Alternativa B — ❌ Incorreta

“Porquê” é um substantivo (sinônimo de “motivo”, “razão”), normalmente antecedido de artigo ou outro determinante. No trecho, não há artigo antes, e a função é de conectivo, não de substantivo. A frase ficaria agramatical: “...ataca células do coração, porquê as confunde...” — não faz sentido.

Alternativa C — ❌ Incorreta

“Por que” (separado, sem acento) é usado em perguntas ou como preposição + pronome relativo. No trecho, não há pergunta, e a estrutura não pede “pelo qual”. A substituição quebraria a relação causal e tornaria a frase incoerente.

Alternativa D — ❌ Incorreta

“Por quê” (separado, com acento) é usado no final de frase ou antes de pausa. No trecho, o conectivo está no meio da oração, sem pausa. A substituição geraria erro de pontuação e sentido.

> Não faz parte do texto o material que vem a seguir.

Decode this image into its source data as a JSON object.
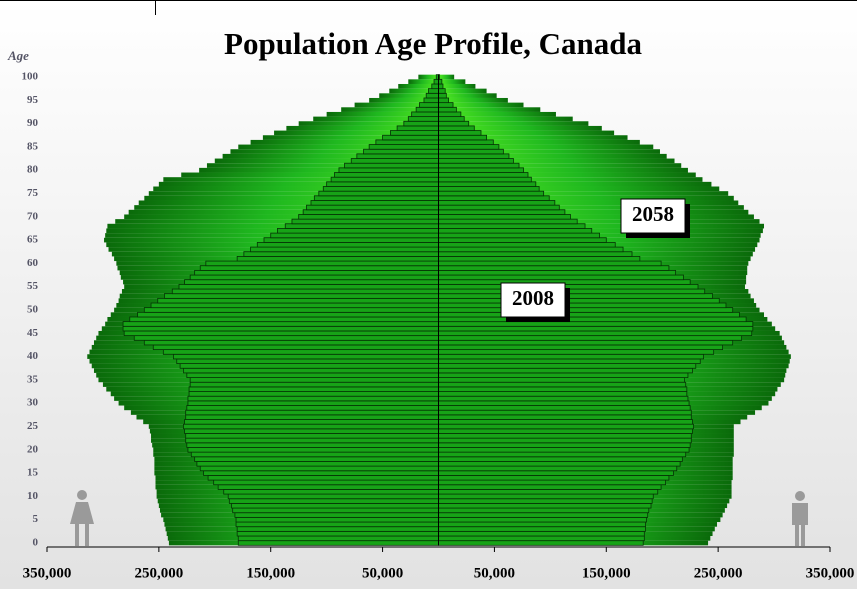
{
  "chart_data": {
    "type": "pyramid",
    "title": "Population Age Profile, Canada",
    "y_label": "Age",
    "annotations": [
      "2058",
      "2008"
    ],
    "categories_axis": "age",
    "xlim": [
      -350000,
      350000
    ],
    "xticks": [
      {
        "value": -350000,
        "label": "350,000"
      },
      {
        "value": -250000,
        "label": "250,000"
      },
      {
        "value": -150000,
        "label": "150,000"
      },
      {
        "value": -50000,
        "label": "50,000"
      },
      {
        "value": 50000,
        "label": "50,000"
      },
      {
        "value": 150000,
        "label": "150,000"
      },
      {
        "value": 250000,
        "label": "250,000"
      },
      {
        "value": 350000,
        "label": "350,000"
      }
    ],
    "ylim": [
      0,
      100
    ],
    "yticks": [
      0,
      5,
      10,
      15,
      20,
      25,
      30,
      35,
      40,
      45,
      50,
      55,
      60,
      65,
      70,
      75,
      80,
      85,
      90,
      95,
      100
    ],
    "series": [
      {
        "name": "2058",
        "color": "#0a8a0a",
        "values": [
          -241000,
          -242000,
          -243000,
          -244000,
          -245000,
          -246000,
          -248000,
          -249000,
          -250000,
          -251000,
          -252000,
          -252000,
          -253000,
          -253000,
          -253000,
          -254000,
          -254000,
          -254000,
          -254000,
          -255000,
          -255000,
          -256000,
          -257000,
          -257000,
          -258000,
          -259000,
          -264000,
          -270000,
          -275000,
          -281000,
          -286000,
          -290000,
          -293000,
          -297000,
          -300000,
          -304000,
          -306000,
          -308000,
          -310000,
          -312000,
          -314000,
          -312000,
          -310000,
          -308000,
          -306000,
          -304000,
          -301000,
          -298000,
          -296000,
          -293000,
          -290000,
          -288000,
          -286000,
          -285000,
          -283000,
          -281000,
          -282000,
          -284000,
          -285000,
          -287000,
          -288000,
          -290000,
          -292000,
          -295000,
          -297000,
          -299000,
          -298000,
          -297000,
          -296000,
          -289000,
          -281000,
          -277000,
          -272000,
          -268000,
          -263000,
          -259000,
          -255000,
          -250000,
          -246000,
          -230000,
          -214000,
          -207000,
          -200000,
          -193000,
          -186000,
          -179000,
          -168000,
          -157000,
          -147000,
          -136000,
          -125000,
          -112000,
          -100000,
          -87000,
          -75000,
          -62000,
          -53000,
          -44000,
          -36000,
          -27000,
          -18000
        ]
      },
      {
        "name": "2058",
        "color": "#0a8a0a",
        "values": [
          241000,
          243000,
          245000,
          247000,
          249000,
          252000,
          254000,
          256000,
          258000,
          260000,
          262000,
          262000,
          262000,
          262000,
          263000,
          263000,
          263000,
          263000,
          263000,
          264000,
          264000,
          264000,
          264000,
          264000,
          264000,
          264000,
          270000,
          276000,
          283000,
          289000,
          295000,
          298000,
          301000,
          303000,
          306000,
          309000,
          310000,
          311000,
          313000,
          314000,
          315000,
          313000,
          311000,
          309000,
          307000,
          305000,
          301000,
          298000,
          294000,
          291000,
          287000,
          284000,
          282000,
          279000,
          277000,
          274000,
          275000,
          275000,
          276000,
          276000,
          277000,
          279000,
          281000,
          283000,
          285000,
          287000,
          288000,
          290000,
          291000,
          287000,
          282000,
          277000,
          273000,
          268000,
          264000,
          259000,
          251000,
          244000,
          236000,
          230000,
          223000,
          217000,
          211000,
          204000,
          198000,
          192000,
          180000,
          169000,
          157000,
          146000,
          134000,
          120000,
          105000,
          91000,
          76000,
          62000,
          52000,
          43000,
          33000,
          24000,
          14000
        ]
      },
      {
        "name": "2008",
        "color": "#17a317",
        "values": [
          -179000,
          -179000,
          -180000,
          -180000,
          -181000,
          -181000,
          -182000,
          -184000,
          -185000,
          -187000,
          -188000,
          -192000,
          -197000,
          -201000,
          -206000,
          -210000,
          -213000,
          -216000,
          -218000,
          -221000,
          -224000,
          -225000,
          -226000,
          -226000,
          -227000,
          -228000,
          -227000,
          -226000,
          -226000,
          -225000,
          -224000,
          -224000,
          -223000,
          -223000,
          -222000,
          -222000,
          -225000,
          -228000,
          -231000,
          -234000,
          -237000,
          -246000,
          -255000,
          -263000,
          -272000,
          -281000,
          -282000,
          -282000,
          -276000,
          -269000,
          -263000,
          -257000,
          -251000,
          -245000,
          -238000,
          -232000,
          -227000,
          -222000,
          -218000,
          -213000,
          -208000,
          -180000,
          -174000,
          -168000,
          -162000,
          -156000,
          -150000,
          -144000,
          -137000,
          -131000,
          -125000,
          -121000,
          -118000,
          -114000,
          -111000,
          -107000,
          -103000,
          -100000,
          -96000,
          -93000,
          -89000,
          -84000,
          -78000,
          -73000,
          -67000,
          -62000,
          -56000,
          -50000,
          -43000,
          -37000,
          -31000,
          -27000,
          -24000,
          -20000,
          -17000,
          -13000,
          -11000,
          -9000,
          -6000,
          -4000,
          -2000
        ]
      },
      {
        "name": "2008",
        "color": "#17a317",
        "values": [
          183000,
          184000,
          184000,
          185000,
          185000,
          186000,
          187000,
          188000,
          190000,
          191000,
          192000,
          196000,
          199000,
          203000,
          206000,
          210000,
          213000,
          216000,
          218000,
          221000,
          224000,
          225000,
          226000,
          226000,
          227000,
          228000,
          227000,
          226000,
          226000,
          225000,
          224000,
          223000,
          222000,
          222000,
          221000,
          220000,
          223000,
          227000,
          230000,
          234000,
          237000,
          246000,
          254000,
          263000,
          271000,
          280000,
          281000,
          281000,
          275000,
          269000,
          263000,
          257000,
          251000,
          245000,
          238000,
          232000,
          225000,
          219000,
          212000,
          206000,
          199000,
          180000,
          173000,
          165000,
          158000,
          150000,
          144000,
          137000,
          131000,
          124000,
          118000,
          113000,
          108000,
          104000,
          99000,
          94000,
          90000,
          87000,
          83000,
          80000,
          76000,
          72000,
          67000,
          63000,
          58000,
          54000,
          49000,
          43000,
          38000,
          32000,
          27000,
          23000,
          20000,
          16000,
          13000,
          9000,
          7000,
          6000,
          4000,
          3000,
          1000
        ]
      }
    ]
  }
}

Alternativa E — ❌ Incorreta

“Por causa que” é uma expressão coloquial, considerada inadequada na norma culta. Embora tenha valor causal, não é aceita em texto formal e não equivale a “pois” com a mesma elegância. A banca cobra a forma padrão.

Conclusão

A única substituição que mantém o sentido e a correção gramatical é “porque”. Lembre-se: “pois” com valor causal/explicativo equivale a “porque” (junto, sem acento). As outras formas têm funções diferentes e não se aplicam ao contexto.

Gabarito: letra A.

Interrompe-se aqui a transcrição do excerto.